In 1984, Sam founded Centratel, the number one commercial telephone answering service in the nation, located in Bend, Ore. With a background in engineering and publishing, he is a telephone answering service industry consultant, writer and speaker, and has served as president of several regional and national answering service organizations.
Sam is author of the book Work the System: The Simple Mechanics of Making More and Working Less, published by North Sister Publishing, Inc. in April 2008. He also founded and directs Kashmir Family Aid, a 501C3 non-profit that aids surviving school children of the Northern Pakistan and Azad Kashmir earthquake of October 8, 2005.
Originally from upstate New York, and an Oregonian since 1975, he is married to Linda Carpenter. He has a daughter and two grandchildren. He and Linda are also in the process of launching an Internet business that promotes communication between absent adults and their children and grand children. Outside interests include climbing/mountaineering, skiing, cycling, reading, traveling and writing.

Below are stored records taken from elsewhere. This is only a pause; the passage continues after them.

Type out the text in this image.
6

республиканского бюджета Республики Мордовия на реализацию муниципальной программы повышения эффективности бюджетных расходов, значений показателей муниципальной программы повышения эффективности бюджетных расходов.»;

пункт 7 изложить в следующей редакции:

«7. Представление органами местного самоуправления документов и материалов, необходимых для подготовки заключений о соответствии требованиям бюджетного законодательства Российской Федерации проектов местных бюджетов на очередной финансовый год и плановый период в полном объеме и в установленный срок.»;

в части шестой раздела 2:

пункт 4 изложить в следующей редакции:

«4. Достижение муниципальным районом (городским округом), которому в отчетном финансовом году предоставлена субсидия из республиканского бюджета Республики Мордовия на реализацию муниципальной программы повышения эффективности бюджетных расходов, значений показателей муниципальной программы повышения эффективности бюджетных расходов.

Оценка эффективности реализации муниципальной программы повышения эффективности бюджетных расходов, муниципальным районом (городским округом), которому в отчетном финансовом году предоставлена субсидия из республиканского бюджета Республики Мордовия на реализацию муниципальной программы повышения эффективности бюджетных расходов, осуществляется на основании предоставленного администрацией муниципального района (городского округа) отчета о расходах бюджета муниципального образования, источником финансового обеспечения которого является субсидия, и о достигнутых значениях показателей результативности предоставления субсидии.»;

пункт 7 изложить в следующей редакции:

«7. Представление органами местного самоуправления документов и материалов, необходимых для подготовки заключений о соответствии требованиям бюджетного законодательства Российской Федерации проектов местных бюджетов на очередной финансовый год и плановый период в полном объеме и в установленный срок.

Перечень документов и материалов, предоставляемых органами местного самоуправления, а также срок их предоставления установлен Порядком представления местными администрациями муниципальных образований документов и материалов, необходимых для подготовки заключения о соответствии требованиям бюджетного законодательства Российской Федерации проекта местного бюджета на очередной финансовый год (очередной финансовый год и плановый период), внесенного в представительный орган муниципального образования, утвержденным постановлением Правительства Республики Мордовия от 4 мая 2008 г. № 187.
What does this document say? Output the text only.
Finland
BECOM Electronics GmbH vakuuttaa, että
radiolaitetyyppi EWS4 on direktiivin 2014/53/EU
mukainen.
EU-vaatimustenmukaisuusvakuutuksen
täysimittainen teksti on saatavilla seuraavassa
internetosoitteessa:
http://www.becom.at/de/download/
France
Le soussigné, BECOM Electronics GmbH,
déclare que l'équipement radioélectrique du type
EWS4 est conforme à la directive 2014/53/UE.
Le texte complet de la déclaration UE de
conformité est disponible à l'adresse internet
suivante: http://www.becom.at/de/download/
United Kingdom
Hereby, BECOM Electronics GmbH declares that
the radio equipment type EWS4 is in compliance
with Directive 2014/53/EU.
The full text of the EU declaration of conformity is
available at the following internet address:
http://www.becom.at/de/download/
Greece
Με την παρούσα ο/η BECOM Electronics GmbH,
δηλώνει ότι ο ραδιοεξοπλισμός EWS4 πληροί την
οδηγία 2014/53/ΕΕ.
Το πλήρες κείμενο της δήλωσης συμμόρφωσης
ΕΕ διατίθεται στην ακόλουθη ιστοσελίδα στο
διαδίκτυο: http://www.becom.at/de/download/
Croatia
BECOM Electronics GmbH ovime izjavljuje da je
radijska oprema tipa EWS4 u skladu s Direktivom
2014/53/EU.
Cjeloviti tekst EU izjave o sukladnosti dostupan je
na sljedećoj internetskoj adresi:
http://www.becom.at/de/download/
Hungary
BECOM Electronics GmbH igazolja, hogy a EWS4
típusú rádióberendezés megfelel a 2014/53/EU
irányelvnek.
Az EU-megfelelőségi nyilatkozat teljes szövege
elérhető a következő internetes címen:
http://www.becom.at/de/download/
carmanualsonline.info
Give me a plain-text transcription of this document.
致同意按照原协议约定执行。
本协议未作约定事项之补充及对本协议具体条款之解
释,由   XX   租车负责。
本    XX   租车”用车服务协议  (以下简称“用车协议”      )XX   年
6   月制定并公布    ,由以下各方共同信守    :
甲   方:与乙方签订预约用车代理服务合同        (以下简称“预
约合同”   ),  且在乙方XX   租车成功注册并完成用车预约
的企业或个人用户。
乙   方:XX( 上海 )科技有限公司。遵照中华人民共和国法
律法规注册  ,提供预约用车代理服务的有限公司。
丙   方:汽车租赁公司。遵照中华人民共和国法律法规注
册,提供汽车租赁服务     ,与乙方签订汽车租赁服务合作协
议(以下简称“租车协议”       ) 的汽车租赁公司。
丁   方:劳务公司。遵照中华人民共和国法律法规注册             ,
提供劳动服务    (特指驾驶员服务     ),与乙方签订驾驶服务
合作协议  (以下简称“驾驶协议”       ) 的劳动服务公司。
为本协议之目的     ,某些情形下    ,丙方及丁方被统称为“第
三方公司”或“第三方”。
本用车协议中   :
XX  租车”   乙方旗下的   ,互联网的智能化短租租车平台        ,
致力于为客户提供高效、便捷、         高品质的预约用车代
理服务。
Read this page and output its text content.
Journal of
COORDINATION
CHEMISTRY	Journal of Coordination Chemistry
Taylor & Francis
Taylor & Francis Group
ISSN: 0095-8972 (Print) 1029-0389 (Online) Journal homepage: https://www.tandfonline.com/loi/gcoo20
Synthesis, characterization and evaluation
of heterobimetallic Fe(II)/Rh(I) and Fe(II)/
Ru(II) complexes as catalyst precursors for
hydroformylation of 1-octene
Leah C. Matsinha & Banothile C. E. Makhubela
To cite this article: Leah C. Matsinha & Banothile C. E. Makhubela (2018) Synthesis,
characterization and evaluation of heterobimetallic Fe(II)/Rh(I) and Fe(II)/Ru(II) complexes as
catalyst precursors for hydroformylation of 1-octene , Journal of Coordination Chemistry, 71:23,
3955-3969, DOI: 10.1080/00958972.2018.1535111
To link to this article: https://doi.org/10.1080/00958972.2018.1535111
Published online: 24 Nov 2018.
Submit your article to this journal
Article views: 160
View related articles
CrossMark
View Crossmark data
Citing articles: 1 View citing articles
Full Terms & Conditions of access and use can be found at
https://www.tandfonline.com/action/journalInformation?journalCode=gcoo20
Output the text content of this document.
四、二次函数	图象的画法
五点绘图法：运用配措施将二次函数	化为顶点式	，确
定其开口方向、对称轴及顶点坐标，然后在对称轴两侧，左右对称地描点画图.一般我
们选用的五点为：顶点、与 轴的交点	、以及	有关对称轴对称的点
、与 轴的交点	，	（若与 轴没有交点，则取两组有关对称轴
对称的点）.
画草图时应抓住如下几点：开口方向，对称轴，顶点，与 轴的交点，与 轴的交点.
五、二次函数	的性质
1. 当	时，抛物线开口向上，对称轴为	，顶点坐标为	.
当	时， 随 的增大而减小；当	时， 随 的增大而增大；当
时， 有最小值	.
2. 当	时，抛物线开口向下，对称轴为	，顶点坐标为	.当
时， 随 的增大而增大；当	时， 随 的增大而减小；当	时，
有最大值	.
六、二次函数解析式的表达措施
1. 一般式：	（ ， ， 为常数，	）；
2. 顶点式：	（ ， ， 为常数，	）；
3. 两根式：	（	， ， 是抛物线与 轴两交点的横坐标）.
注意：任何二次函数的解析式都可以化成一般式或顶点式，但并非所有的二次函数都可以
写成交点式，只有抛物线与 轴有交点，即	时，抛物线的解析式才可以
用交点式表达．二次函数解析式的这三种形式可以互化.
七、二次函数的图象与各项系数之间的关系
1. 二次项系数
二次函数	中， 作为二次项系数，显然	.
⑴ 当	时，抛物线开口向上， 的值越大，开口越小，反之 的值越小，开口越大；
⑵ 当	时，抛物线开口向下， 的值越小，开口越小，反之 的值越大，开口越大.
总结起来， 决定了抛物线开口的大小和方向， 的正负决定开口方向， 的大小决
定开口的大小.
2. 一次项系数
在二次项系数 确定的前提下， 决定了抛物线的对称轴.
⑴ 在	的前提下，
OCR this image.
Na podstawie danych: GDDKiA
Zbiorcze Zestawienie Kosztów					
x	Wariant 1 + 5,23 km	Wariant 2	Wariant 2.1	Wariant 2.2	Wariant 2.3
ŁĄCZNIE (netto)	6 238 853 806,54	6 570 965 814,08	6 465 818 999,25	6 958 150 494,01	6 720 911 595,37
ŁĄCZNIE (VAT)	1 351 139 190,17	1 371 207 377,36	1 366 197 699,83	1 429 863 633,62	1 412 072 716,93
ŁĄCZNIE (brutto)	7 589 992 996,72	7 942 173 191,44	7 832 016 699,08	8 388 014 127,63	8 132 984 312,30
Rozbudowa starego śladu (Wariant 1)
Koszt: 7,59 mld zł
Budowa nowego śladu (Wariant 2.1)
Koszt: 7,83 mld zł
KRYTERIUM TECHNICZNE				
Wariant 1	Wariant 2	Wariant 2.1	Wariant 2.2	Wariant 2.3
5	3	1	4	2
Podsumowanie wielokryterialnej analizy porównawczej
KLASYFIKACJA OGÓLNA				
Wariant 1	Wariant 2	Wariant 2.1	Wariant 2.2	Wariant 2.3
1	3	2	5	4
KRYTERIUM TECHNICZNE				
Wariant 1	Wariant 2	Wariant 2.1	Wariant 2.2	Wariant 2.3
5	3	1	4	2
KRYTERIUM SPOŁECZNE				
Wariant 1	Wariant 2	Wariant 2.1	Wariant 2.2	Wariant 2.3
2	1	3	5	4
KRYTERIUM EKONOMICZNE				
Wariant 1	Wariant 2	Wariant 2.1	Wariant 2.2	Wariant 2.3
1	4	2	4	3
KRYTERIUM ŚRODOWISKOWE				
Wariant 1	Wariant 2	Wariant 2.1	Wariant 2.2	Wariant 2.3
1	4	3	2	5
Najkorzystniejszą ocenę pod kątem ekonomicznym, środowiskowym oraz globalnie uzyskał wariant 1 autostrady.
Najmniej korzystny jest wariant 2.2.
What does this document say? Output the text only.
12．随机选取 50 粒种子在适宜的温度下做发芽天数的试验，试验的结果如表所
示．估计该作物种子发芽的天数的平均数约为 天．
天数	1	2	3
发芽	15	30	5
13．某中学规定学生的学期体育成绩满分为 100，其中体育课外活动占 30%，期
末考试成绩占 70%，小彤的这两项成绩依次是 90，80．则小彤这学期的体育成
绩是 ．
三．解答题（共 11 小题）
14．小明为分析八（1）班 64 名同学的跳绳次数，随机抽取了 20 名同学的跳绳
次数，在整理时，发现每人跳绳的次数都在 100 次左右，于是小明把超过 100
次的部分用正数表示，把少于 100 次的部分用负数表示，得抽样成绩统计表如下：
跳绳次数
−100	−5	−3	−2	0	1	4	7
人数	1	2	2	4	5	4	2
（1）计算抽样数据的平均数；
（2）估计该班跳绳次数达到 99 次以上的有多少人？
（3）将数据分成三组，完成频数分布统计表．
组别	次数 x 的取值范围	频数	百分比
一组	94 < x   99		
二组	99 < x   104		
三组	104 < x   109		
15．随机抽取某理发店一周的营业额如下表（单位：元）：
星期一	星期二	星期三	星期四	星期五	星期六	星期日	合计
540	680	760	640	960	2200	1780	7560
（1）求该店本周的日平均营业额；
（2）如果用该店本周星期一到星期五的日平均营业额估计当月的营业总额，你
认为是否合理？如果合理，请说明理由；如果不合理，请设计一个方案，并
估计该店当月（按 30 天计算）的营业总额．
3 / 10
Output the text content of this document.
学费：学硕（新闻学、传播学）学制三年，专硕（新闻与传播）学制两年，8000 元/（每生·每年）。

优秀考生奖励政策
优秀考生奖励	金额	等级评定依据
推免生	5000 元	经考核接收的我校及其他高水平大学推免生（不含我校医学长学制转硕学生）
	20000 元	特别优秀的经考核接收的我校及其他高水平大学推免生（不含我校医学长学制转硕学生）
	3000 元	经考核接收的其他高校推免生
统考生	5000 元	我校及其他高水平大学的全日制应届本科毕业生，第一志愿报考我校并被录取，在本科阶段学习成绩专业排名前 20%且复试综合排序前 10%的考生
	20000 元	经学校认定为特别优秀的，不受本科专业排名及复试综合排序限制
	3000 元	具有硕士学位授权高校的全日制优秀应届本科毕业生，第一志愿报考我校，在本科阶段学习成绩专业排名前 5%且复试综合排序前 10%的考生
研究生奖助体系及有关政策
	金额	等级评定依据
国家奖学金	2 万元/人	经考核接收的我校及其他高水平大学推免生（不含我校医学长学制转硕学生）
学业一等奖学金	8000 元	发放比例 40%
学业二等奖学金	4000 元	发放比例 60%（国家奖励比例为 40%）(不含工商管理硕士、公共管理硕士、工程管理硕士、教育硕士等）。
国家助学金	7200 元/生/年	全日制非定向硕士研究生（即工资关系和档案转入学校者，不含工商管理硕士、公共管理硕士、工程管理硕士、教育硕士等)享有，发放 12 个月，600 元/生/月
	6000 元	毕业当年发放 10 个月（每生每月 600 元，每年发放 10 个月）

Not too long ago I participated in Cycle Oregon, a weeklong bicycle tour. Seventeen hundred riders pedaled an average of 75 miles each day through remote eastern Oregon. At night we camped in ad hoc tent cities planted at various locations along the route: rural high school football fields, small town parks, or wheat fields. Seldom did we have cellular telephone coverage. That was just fine as we, en masse, divorced ourselves from the damn things for this seven-day break from the regular world.
At dusk on the last night of the tour, as my friend Steve and I were casually walking through the surrounding sea of tents, we encountered a group of thirtyish guys sitting around, drinking beer, being boisterous. As we passed, we overheard them laughing, waging bets about how many voice mail messages one of their group members would have the next day when he was back in cell phone range and able to check his messages. Clearly, back in the real world these guys worked together in an office. One predicted the total messages would be 250; another, 150. The young man on the receiving end of the jest was robust, clean-cut, and confident. He smiled at the fawning. That’s all we took in as we walked past, but it was obvious this man was important in his work. He was well respected, a leader and a high earner—a success. People depended on him.
For 24 years I have been general manager and CEO of a small business. Centratel is profitable, has 30 employees, and a solid, loyal client base. It is certain the part I play is important: In my world, I’m also a “leader and high earner.” Many depend on me, too.
The next day, at the beginning of the long drive home with my bike ensconced on my car’s roof-top rack, I checked my voice mail box. There was one message. Left earlier in the day, it was a general and benign update from my chief operations officer who knew I would be interested in getting caught up on things when I was able to pick up my messages again.
Andi told me all was well in the office and she hoped I had a fun week away from things. “Drive home safely,” she said. That was it. She didn’t need to address the obvious: During the week, without a hitch and without an ounce of input from me, the business had functioned perfectly while it continued to churn out thousands of dollars in profits. It didn’t matter I was absent.
Who knows what that voice mail-inundated young man does for a living but I tell you this: He is mismanaging things if his world can’t proceed for a single week without his direct influence; if the myriad of systems in which he is involved all come to a halt when he is not available. Yes, all those voice mail messages attest to his status and importance, but in the bigger picture he is a slave to his job. And the people who depend on him are slaves to his presence. They wait for his next call and can’t move ahead until he provides input. Because he fails to set up business systems, in his absence things come to a standstill in the same way a dam causes a river to back up into a lake.
I’d say he was about 30 years of age. I’m 58. People and circumstances change with time. Eight years ago, my life was just like his.
– Sam Carpenter is author of the recent book, Work The System: The Simple Mechanics of Working Less and Making More.